- Motto: "My Hometown & Your Hometown Too."
- Interactive map of Bedias, Texas
- Coordinates: 30°46′45″N 95°56′49″W﻿ / ﻿30.77917°N 95.94694°W
- Country: United States
- State: Texas
- County: Grimes

Area
- • Total: 1.12 sq mi (2.89 km^{2})
- • Land: 1.11 sq mi (2.87 km^{2})
- • Water: 0.012 sq mi (0.03 km^{2})
- Elevation: 318 ft (97 m)

Population (2020)
- • Total: 361
- • Density: 424.6/sq mi (163.94/km^{2})
- Time zone: UTC-6 (Central (CST))
- • Summer (DST): UTC-5 (CDT)
- ZIP Code: 77831
- Area code: 936
- FIPS code: 48-07144
- GNIS feature ID: 2409811
- Website: bedias.com

= Bedias, Texas =

Bedias (/ˈbiːdaɪs/ BEE-dysse) is a city in Grimes County, Texas, United States at the intersection of State Highway 90 and Farm Roads 1696 and 2620, 30 mi northeast of Navasota in northeastern Grimes County. It was incorporated as a city in 2003 and had a population of 361 at the 2020 census.

==Demographics==

Historical population
| Census | Pop. | Note | %± |
| 2010 | 443 |  | — |
| 2020 | 361 |  | −18.5% |
U.S. Decennial Census

===2020 census===

As of the 2020 census, Bedias had a population of 361. The median age was 46.8 years. 21.3% of residents were under the age of 18 and 26.6% of residents were 65 years of age or older. For every 100 females there were 92.0 males, and for every 100 females age 18 and over there were 85.6 males age 18 and over.

0% of residents lived in urban areas, while 100.0% lived in rural areas.

There were 144 households in Bedias, of which 23.6% had children under the age of 18 living in them. Of all households, 38.9% were married-couple households, 18.1% were households with a male householder and no spouse or partner present, and 37.5% were households with a female householder and no spouse or partner present. About 27.8% of all households were made up of individuals and 20.1% had someone living alone who was 65 years of age or older.

There were 188 housing units, of which 23.4% were vacant. Among occupied housing units, 90.3% were owner-occupied and 9.7% were renter-occupied. The homeowner vacancy rate was 3.0% and the rental vacancy rate was 22.2%.

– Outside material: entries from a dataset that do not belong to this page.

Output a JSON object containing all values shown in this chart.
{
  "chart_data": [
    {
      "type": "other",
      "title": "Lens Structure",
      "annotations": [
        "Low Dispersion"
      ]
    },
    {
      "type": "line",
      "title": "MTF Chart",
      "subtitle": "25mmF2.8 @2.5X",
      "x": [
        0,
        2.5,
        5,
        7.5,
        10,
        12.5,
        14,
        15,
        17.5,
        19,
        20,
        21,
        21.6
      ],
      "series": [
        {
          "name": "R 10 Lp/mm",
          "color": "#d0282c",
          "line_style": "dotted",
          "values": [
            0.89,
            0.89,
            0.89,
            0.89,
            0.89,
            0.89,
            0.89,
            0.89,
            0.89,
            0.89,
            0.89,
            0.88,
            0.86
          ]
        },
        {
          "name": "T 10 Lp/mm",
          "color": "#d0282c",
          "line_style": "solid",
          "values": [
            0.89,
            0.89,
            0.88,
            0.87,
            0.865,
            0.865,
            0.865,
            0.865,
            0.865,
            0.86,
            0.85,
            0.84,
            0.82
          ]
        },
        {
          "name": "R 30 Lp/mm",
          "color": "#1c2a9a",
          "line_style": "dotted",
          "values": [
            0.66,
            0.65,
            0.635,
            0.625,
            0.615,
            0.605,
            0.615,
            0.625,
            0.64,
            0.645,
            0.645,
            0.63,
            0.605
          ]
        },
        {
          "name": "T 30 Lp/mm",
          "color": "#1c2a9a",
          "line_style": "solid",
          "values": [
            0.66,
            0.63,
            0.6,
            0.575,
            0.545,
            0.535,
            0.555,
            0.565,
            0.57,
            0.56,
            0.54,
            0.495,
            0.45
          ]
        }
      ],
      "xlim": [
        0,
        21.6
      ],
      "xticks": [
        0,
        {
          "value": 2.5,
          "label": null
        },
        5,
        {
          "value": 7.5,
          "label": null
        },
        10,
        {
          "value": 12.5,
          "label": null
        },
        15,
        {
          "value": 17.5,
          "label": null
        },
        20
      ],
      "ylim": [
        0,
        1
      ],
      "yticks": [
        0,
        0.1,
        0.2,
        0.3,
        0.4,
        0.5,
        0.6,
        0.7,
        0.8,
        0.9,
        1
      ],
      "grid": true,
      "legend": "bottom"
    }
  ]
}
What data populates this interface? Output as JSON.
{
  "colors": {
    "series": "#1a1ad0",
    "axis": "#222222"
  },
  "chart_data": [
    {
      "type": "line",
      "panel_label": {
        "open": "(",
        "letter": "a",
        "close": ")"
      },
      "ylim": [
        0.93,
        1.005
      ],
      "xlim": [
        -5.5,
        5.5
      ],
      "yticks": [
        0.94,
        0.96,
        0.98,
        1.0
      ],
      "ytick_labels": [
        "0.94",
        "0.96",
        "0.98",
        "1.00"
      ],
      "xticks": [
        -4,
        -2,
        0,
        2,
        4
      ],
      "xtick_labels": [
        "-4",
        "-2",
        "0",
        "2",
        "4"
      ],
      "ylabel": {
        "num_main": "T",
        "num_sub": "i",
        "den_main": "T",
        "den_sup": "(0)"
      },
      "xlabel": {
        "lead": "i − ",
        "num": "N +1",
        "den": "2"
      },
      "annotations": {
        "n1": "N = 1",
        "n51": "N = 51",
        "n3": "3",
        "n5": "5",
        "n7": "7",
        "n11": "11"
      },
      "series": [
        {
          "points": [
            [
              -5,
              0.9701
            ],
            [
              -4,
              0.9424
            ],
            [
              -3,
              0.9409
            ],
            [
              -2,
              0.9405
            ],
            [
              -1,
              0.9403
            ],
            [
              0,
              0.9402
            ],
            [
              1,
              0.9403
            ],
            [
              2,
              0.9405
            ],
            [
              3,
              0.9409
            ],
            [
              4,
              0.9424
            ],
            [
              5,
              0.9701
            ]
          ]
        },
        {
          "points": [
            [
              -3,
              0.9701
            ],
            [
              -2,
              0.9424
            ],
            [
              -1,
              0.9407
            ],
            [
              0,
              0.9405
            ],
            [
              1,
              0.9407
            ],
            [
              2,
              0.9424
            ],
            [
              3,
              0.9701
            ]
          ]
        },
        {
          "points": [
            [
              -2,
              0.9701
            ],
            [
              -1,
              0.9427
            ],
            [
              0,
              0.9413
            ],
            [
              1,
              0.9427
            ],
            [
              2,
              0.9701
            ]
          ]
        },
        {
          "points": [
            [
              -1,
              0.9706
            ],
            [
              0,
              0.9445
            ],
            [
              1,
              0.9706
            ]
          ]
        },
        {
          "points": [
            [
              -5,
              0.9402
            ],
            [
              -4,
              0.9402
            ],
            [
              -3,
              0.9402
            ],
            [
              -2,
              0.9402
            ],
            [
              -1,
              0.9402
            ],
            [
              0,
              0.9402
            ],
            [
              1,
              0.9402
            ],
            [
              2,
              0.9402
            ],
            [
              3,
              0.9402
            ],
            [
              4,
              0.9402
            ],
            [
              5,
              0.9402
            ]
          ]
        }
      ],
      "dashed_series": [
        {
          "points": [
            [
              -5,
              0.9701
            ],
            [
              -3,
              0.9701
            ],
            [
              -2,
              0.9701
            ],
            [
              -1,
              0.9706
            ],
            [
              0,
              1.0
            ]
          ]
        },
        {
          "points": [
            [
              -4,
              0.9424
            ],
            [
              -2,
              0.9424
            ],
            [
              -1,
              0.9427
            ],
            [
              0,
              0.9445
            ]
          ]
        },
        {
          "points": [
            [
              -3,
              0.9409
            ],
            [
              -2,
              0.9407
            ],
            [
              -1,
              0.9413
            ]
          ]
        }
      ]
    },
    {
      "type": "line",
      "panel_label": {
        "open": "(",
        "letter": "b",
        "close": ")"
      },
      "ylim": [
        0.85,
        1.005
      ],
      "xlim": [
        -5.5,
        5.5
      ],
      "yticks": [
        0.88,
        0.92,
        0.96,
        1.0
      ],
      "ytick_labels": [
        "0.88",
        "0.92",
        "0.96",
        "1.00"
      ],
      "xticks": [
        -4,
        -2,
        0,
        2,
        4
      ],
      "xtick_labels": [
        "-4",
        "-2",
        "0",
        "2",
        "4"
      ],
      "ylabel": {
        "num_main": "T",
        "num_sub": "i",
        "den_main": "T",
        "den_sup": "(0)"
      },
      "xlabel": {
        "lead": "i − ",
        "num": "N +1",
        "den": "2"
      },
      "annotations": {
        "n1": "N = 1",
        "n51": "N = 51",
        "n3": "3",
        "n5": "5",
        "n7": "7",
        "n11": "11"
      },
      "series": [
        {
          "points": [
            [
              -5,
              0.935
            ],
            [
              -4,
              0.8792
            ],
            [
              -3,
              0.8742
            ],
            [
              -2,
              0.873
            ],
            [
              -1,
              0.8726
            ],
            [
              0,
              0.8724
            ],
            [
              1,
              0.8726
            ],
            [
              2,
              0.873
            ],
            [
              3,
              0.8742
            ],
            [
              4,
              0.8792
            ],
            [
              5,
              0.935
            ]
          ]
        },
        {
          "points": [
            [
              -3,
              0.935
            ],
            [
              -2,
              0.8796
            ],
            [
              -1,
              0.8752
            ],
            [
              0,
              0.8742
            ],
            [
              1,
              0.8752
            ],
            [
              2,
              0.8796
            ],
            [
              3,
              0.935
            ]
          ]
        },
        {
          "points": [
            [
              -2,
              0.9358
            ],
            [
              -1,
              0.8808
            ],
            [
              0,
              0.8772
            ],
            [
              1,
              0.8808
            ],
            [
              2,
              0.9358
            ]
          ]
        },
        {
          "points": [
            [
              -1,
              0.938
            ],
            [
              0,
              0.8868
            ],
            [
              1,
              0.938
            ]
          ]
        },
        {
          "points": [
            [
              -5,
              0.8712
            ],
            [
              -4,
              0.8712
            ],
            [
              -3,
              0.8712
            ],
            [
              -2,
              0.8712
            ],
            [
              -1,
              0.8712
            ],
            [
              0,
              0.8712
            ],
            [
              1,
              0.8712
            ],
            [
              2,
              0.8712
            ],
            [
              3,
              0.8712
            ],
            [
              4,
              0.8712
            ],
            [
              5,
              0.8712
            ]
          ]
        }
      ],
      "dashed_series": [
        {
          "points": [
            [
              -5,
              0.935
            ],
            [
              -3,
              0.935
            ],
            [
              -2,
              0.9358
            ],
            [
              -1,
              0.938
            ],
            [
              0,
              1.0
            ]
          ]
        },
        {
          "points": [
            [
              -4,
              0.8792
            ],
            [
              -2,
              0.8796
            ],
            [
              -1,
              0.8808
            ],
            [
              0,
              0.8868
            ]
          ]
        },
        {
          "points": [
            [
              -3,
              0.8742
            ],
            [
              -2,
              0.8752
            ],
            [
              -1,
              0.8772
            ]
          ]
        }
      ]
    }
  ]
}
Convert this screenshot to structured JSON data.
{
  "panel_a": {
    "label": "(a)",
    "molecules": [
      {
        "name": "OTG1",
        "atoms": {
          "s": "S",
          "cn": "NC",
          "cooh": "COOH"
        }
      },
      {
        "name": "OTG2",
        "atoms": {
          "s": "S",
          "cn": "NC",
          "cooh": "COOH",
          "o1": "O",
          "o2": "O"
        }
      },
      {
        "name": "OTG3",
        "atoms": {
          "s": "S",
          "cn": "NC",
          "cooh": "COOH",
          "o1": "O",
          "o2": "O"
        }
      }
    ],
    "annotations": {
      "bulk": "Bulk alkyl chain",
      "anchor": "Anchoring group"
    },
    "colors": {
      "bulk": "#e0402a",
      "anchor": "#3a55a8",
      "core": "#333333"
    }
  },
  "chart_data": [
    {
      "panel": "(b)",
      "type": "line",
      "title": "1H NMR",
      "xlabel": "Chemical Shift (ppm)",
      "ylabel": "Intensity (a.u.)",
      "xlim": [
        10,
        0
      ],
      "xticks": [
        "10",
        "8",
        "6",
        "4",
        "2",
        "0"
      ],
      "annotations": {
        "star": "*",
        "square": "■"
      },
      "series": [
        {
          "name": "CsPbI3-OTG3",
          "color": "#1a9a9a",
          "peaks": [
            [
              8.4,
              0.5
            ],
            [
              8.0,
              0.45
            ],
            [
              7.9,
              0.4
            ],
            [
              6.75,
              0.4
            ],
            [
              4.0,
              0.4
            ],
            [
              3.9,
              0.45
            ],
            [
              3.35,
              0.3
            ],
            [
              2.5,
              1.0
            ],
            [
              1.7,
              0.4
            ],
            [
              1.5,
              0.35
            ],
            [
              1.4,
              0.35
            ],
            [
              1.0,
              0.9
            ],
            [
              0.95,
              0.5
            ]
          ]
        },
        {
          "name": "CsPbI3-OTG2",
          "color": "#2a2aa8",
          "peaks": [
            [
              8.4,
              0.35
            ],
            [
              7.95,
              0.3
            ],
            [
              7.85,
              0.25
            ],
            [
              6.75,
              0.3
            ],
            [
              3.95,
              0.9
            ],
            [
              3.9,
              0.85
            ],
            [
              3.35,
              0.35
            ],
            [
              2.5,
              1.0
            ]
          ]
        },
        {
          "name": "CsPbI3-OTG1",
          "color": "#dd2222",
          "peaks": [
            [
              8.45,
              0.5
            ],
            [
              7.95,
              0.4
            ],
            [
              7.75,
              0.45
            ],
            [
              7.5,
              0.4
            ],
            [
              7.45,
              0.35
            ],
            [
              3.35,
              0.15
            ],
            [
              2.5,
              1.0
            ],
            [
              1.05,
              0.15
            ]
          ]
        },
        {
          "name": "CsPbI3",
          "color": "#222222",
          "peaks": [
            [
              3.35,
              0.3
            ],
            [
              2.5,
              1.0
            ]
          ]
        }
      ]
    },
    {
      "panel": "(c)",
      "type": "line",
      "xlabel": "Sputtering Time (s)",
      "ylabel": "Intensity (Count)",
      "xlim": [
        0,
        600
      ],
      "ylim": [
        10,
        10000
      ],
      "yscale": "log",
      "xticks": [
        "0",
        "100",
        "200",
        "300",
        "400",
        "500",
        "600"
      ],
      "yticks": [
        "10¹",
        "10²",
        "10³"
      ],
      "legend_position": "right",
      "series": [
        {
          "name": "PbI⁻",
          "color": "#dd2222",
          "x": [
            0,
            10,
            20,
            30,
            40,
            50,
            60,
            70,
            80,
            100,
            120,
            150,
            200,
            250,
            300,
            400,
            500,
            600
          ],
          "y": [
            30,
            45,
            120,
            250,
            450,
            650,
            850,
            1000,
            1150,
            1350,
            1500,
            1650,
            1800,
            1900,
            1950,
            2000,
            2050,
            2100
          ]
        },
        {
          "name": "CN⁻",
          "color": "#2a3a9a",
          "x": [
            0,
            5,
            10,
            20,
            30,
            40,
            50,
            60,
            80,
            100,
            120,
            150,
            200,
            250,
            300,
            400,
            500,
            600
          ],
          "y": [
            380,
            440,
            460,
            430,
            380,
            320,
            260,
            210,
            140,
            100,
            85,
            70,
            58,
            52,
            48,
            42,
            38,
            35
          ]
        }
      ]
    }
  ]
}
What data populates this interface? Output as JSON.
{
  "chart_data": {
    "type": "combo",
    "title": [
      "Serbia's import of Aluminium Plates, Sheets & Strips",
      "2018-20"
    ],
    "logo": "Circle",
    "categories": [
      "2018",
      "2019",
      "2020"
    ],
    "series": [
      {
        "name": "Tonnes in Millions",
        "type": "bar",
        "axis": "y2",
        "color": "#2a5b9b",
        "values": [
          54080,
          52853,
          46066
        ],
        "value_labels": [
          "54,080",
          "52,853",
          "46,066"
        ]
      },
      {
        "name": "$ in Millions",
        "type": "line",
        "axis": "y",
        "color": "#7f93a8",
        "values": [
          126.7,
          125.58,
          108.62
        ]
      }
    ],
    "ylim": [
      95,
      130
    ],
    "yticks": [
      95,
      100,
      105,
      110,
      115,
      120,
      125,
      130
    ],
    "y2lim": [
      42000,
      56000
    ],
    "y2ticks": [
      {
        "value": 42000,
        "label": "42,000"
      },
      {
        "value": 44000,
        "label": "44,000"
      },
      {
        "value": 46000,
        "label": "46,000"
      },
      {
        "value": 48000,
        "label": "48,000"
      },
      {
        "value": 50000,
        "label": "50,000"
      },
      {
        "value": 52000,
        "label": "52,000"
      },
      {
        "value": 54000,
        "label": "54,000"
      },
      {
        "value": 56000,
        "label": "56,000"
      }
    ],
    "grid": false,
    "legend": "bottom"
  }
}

Racial composition as of the 2020 census
| Race | Percent |
|---|---|
| White | 64.3% |
| Black or African American | 15.2% |
| American Indian and Alaska Native | 0.8% |
| Asian | 0.3% |
| Native Hawaiian and Other Pacific Islander | 0.3% |
| Some other race | 7.5% |
| Two or more races | 11.6% |
| Hispanic or Latino (of any race) | 17.2% |

==Education==
Bedias and the surrounding area are served by the Madisonville Consolidated Independent School District.

==Climate==
The climate in this area is characterized by hot, humid summers and generally mild to cool winters. According to the Köppen Climate Classification system, Bedias has a humid subtropical climate, abbreviated "Cfa" on climate maps.